Tout d'abord la qualification de "rééducative" pose question. Utilisé pour la première fois officiellement en 1987, cet adjectif associé au mot aide remplace l'emploi des termes rééducation et réadaptation apparus respectivement en 1960 et 1964. A cette même date, l'appellation officielle de maître chargé d'aide à dominante rééducative, et l'appellation officieuse de maître G 218 , se substitue à celle de rééducateur. Ce vocabulaire, déjà ancien dans la profession, est jugé ambigu, appartenant au domaine de la Santé et entretenant en conséquence une confusion avec le soin. La tentative d'éradication auquel il est soumis se révèle infructueuse. Dans le langage courant, les "rééducateurs" de l'Education Nationale continuent à faire de la "rééducation".

La persistance du préfixe"re"dans l'usage ordinaire est à interroger. En médecine, la rééducation a pour finalité d'éduquer à nouveau. Une articulation endommagée par accident et opérée par exemple doit retrouver sa souplesse et sa mobilité initiale. Elle va donc être soumise à des exercices visant à récupérer une fonction perdue sous la pression d'un événement tiers. A l'école, le "re" de "rééducation" signe lui aussi le recommencement, la répétition. Il va s'agir de re-faire, de re-prendre non ce qui a été perdu mais ce qui a été mal fait - par les parents ou les enseignants. L'autorisation écrite demandée par le maître G aux parents par exemple peut être entendue comme l'accord nécessaire pour le "remodelage" d'un produit insuffisant par rapport à ce que la société attend et dont ils sont responsables. Toute aide ré-éducative est ontologiquement critique vis à vis des éducateurs antérieurs. Ce faisant, elle touche à la suffisance et à l'orgueil du système - familial ou institutionnel - ce qui reste rarement sans conséquence réactionnelle. Le "re" peut aller jusqu'à recouvrir un abus de langage. Un enfant, par exemple, qui n'apprend pas à lire n'a pas reçu les clés du système pour y accéder. En ce sens l'éducation minimale n'a pas été donnée. Parler de ré-éducation, c'est laisser entendre à tort que ce travail a déjà été conduit et qu'il doit être repris. Le plus souvent il s'agit seulement d'éducation. Or, par définition, celle-ci porte déjà en elle-même le "re". L'éducation pourrait se définir comme la mise en condition pour découvrir qui l'on est et les possibilités que l'on a. Tout ce que fait l'homme est de l'ordre de la re-création. Quand l'enfant accède au langage, il crée son propre univers en re-créant le monde et se découvre à l'occasion comme pris dans la création. L'aide rééducative se situe délibérément au cœur de cet axe éducatif, dans une parole, une re-création du monde et re-dé-couverte de soi rendues possibles. Le voile couvrant et souvent menteur qui emmaillote le sujet peut être enlevé, désobstruant la voie au changement. Le "re" de la rééducation ouvre donc le débat sur l'homme et sur ce qu'est qu'éduquer...

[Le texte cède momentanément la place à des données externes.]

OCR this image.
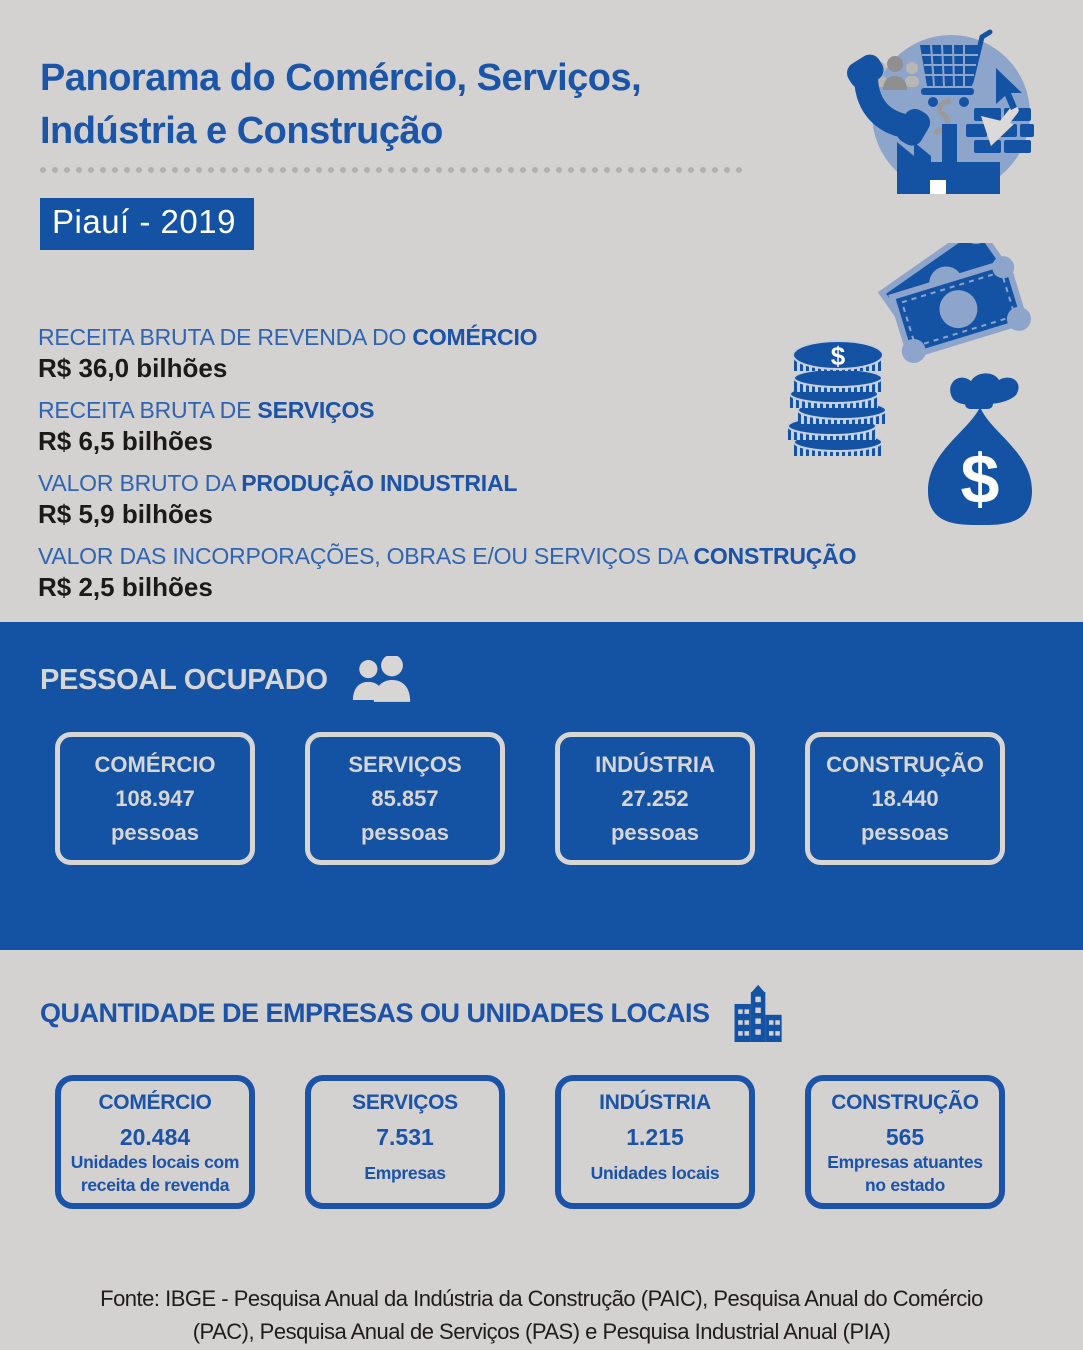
Panorama do Comércio, Serviços,
Indústria e Construção
Piauí - 2019
RECEITA BRUTA DE REVENDA DO COMÉRCIO
R$ 36,0 bilhões
RECEITA BRUTA DE SERVIÇOS
R$ 6,5 bilhões
VALOR BRUTO DA PRODUÇÃO INDUSTRIAL
R$ 5,9 bilhões
VALOR DAS INCORPORAÇÕES, OBRAS E/OU SERVIÇOS DA CONSTRUÇÃO
R$ 2,5 bilhões
$
$
PESSOAL OCUPADO
COMÉRCIO
108.947
pessoas
SERVIÇOS
85.857
pessoas
INDÚSTRIA
27.252
pessoas
CONSTRUÇÃO
18.440
pessoas
QUANTIDADE DE EMPRESAS OU UNIDADES LOCAIS
COMÉRCIO
20.484
Unidades locais com receita de revenda
SERVIÇOS
7.531
Empresas
INDÚSTRIA
1.215
Unidades locais
CONSTRUÇÃO
565
Empresas atuantes no estado
Fonte: IBGE - Pesquisa Anual da Indústria da Construção (PAIC), Pesquisa Anual do Comércio
(PAC), Pesquisa Anual de Serviços (PAS) e Pesquisa Industrial Anual (PIA)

La circulaire n° 90 082 du 9 avril 90 définit précisément les objectifs et les modalités de l'aide à dominante rééducative. "Il s'agit d'une part de favoriser l'ajustement progressif des conduites émotionnelles, corporelles et intellectuelles, l'efficience dans les différents apprentissages et activités proposés par l'école et d'autre part de restaurer chez l'enfant le désir d'apprendre et l'estime de soi". L'action d'aide rééducative "est entreprise avec l'accord des parents et dans la mesure du possible avec leur concours. L'intervention auprès des enfants se fait individuellement ou en très petits groupes".

L'aide rééducative s'adresse à des élèves dont les conduites d'inadaptation renvoient à une histoire personnelle perturbée, sans que les troubles relèvent pour autant d'un registre pathologique. Les indicateurs les plus significatifs sont relatifs aux processus de pertes, toujours malaisés. Par exemple les sensations sont insuffisamment mises en mots, la symbolisation est difficile, les castrations symboligènes sont mal faites etc. La structuration psychique de l'enfant comme individu séparé, parlant à partir de sa place générationnelle unique et inscrit dans une solitude fondamentale, s'élabore imparfaitement, entravant les effets de la pulsion épistémologique.

La démarche rééducative est originale. Elle intervient "en amont" des apprentissages, sur les préalables nécessaires à une acquisition possible. Le travail d'aide 219 se découpe en séances de 3/4 d'heure ayant lieu une ou deux fois par semaine pendant le temps scolaire. Il se déroule dans une salle spécifique, aménagée avec divers objets médiateurs. Ceux-ci permettent soit une motricité importante (dans le registre sensori-moteur : trampoline, espalier, banc suédois, ballons etc.) soit la mise en scène d'activités d'une vie dite "réelle" ou "imaginaire" (dans le registre de la représentation : dînette, poupées, mallette de docteur, feutres pour dessiner ou écrire des histoires etc.) soit la mise en oeuvre de méthodes, de savoir-faire (dans le registre des connaissances : exercices scolaires, jeux de société, suite logique d'images, puzzles etc.).L'enfant doit répondre à la règle fondamentale : "Ici, tu fais tout ce que tu veux sauf te faire mal, me faire mal, casser du matériel. Tu choisis tout ce qui peut t'aider à être mieux en classe. Plus tard, je pourrai choisir pour toi aussi. En fin de chaque séance, je te demanderai de dessiner (d'écrire ou de me dicter) ce que tu as fait. Tu devras également prévoir une activité pour la fois prochaine". L'analyse des comportements observés, en rééducation et en classe, permet de dégager des éléments propres à mettre l'enfant dans sa dynamique. Ainsi, en collaboration avec l'équipe éducative et les parents, prend corps un projet individuel de rééducation, régulièrement évalué.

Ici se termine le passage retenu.